Blood chemistry may show hypernatremia, hypokalemia, hypocalcemia, and elevated blood glucose and lymphocyte counts.


Management to restore hormone balance and reverse Cushing's syndrome may require radiation, drug therapy, or surgery.

A patient with pituitary-dependent Cushing's syndrome with adrenal hyperplasia may need hypophysectomy or pituitary irradiation. If hypophysectomy and irradiation are unsuccessful or infeasible, bilateral adrenalectomy may be performed. A patient with a nonendocrine corticotropin-producing tumor requires excision of the tumor, followed by drug therapy with mitotane, metyrapone, or aminoglutethimide to decrease cortisol levels if there are symptoms. Aminoglutethimide and ketoconazole decrease cortisol levels and have been beneficial for many cushingoid patients.
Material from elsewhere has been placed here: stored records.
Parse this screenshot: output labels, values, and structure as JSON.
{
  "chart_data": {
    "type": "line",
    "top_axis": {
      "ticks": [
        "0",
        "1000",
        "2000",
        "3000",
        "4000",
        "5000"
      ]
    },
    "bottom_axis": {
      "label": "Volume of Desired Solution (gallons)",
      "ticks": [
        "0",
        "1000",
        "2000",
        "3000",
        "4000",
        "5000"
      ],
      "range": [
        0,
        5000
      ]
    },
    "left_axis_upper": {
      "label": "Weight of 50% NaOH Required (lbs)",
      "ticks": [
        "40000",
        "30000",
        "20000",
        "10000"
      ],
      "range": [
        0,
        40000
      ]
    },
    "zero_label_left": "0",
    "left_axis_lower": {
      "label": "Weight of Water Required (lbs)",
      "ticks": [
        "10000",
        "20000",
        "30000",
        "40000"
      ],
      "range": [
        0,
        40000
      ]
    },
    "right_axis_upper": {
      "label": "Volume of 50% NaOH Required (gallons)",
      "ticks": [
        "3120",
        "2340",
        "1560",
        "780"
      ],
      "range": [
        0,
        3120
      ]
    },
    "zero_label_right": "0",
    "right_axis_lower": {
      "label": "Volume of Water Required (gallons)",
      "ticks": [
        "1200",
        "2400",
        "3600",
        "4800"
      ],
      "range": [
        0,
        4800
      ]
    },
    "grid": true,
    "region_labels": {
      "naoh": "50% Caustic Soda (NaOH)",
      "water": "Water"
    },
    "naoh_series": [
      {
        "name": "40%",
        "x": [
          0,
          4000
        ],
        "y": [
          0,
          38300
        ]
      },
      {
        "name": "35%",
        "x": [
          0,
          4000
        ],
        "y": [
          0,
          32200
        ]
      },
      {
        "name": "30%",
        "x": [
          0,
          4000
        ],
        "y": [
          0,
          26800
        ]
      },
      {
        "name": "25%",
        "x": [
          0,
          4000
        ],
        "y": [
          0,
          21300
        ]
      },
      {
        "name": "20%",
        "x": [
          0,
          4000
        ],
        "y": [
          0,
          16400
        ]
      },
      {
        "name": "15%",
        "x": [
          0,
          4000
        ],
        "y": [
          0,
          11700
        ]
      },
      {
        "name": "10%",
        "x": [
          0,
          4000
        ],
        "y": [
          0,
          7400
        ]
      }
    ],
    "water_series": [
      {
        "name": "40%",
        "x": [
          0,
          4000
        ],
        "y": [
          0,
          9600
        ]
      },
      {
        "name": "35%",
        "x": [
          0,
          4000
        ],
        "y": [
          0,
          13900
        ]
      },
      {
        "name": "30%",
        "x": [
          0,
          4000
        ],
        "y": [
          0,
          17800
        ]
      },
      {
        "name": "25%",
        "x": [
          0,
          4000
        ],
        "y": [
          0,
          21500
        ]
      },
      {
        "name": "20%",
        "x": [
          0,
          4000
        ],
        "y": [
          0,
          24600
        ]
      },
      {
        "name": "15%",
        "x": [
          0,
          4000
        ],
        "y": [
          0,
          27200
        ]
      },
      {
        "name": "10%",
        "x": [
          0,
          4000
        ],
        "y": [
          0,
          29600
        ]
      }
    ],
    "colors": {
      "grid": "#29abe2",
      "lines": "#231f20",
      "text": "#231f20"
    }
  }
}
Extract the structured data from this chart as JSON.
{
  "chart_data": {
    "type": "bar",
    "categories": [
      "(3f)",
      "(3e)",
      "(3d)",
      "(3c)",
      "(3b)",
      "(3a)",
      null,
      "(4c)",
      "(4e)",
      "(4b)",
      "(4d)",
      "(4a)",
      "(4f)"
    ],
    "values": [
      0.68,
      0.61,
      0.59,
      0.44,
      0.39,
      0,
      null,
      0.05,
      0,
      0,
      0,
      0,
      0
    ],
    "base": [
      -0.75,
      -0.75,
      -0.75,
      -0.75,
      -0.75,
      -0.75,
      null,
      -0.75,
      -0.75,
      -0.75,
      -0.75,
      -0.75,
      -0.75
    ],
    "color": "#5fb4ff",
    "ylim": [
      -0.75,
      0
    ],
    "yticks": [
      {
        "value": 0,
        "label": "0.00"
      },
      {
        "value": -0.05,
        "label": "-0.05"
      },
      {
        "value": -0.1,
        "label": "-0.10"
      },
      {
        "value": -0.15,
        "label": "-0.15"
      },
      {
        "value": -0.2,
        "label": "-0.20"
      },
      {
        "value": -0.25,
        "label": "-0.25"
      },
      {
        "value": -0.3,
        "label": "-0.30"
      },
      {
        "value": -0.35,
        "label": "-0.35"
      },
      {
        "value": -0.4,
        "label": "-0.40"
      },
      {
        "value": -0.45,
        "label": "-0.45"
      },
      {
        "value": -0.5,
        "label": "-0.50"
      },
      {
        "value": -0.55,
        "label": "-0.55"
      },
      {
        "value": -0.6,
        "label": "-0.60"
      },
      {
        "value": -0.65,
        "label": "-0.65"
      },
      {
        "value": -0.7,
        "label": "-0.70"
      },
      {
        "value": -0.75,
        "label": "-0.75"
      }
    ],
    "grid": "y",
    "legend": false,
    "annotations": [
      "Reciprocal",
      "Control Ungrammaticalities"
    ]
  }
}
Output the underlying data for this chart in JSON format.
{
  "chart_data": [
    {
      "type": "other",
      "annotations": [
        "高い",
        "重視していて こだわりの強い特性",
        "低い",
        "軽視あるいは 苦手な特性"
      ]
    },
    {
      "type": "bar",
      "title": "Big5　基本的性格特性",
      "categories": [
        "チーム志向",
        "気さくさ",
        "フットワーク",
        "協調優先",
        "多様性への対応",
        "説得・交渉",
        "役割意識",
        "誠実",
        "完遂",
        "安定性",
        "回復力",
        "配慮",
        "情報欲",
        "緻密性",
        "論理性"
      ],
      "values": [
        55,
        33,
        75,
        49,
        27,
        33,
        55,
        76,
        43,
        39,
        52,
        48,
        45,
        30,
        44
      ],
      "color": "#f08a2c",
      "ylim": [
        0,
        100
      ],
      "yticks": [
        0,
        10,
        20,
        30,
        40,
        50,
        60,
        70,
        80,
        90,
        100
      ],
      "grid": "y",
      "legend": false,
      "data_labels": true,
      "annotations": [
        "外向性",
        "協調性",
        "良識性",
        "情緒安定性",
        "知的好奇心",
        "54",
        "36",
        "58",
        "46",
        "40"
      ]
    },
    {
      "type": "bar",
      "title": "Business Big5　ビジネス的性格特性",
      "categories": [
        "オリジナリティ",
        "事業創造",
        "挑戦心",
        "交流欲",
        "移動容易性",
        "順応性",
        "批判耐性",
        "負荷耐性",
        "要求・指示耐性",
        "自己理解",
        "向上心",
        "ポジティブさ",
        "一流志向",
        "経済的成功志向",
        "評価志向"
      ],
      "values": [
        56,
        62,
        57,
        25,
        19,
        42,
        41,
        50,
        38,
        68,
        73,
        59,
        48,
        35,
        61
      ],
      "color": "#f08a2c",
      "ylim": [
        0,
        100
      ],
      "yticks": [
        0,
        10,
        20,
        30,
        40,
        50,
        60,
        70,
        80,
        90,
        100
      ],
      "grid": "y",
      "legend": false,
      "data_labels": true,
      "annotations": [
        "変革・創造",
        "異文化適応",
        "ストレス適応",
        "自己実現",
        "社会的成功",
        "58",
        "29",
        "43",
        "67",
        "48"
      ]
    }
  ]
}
Aminoglutethimide alone, or in combination with metyrapone, may also be useful in metastatic adrenal carcinoma.

Before surgery, the patient with cushingoid symptoms requires management to control hypertensior, edema, diabetes, and cardiovascular manifestations and to prevent infection. Glucocorticoid administration on the morning of surgery can help prevent acute adrenal insufficiency during surgery. Cortisol therapy is essential during and after surgery to help the patient tolerate the physiologic stress imposed by removal of the pituitary or adrenal glands. If normal cortisol production resumes, steroid therapy may gradually be tapered and eventually discontinued. However; bilateral adrenalectomy or total hypophysectomy mandates lifelong steroid replacement therapy to correct hormonal deficiencies.

Prevention Tips
  • Awareness of the Signs and symptoms of Cushing's syndrome may permit early intervention for patients prescribed corticosteroids.
  • Cushing's syndrome may be prevented by an awareness of the associated symptoms so that early detection can be made.
  • Use caution when taking corticosteroid medications.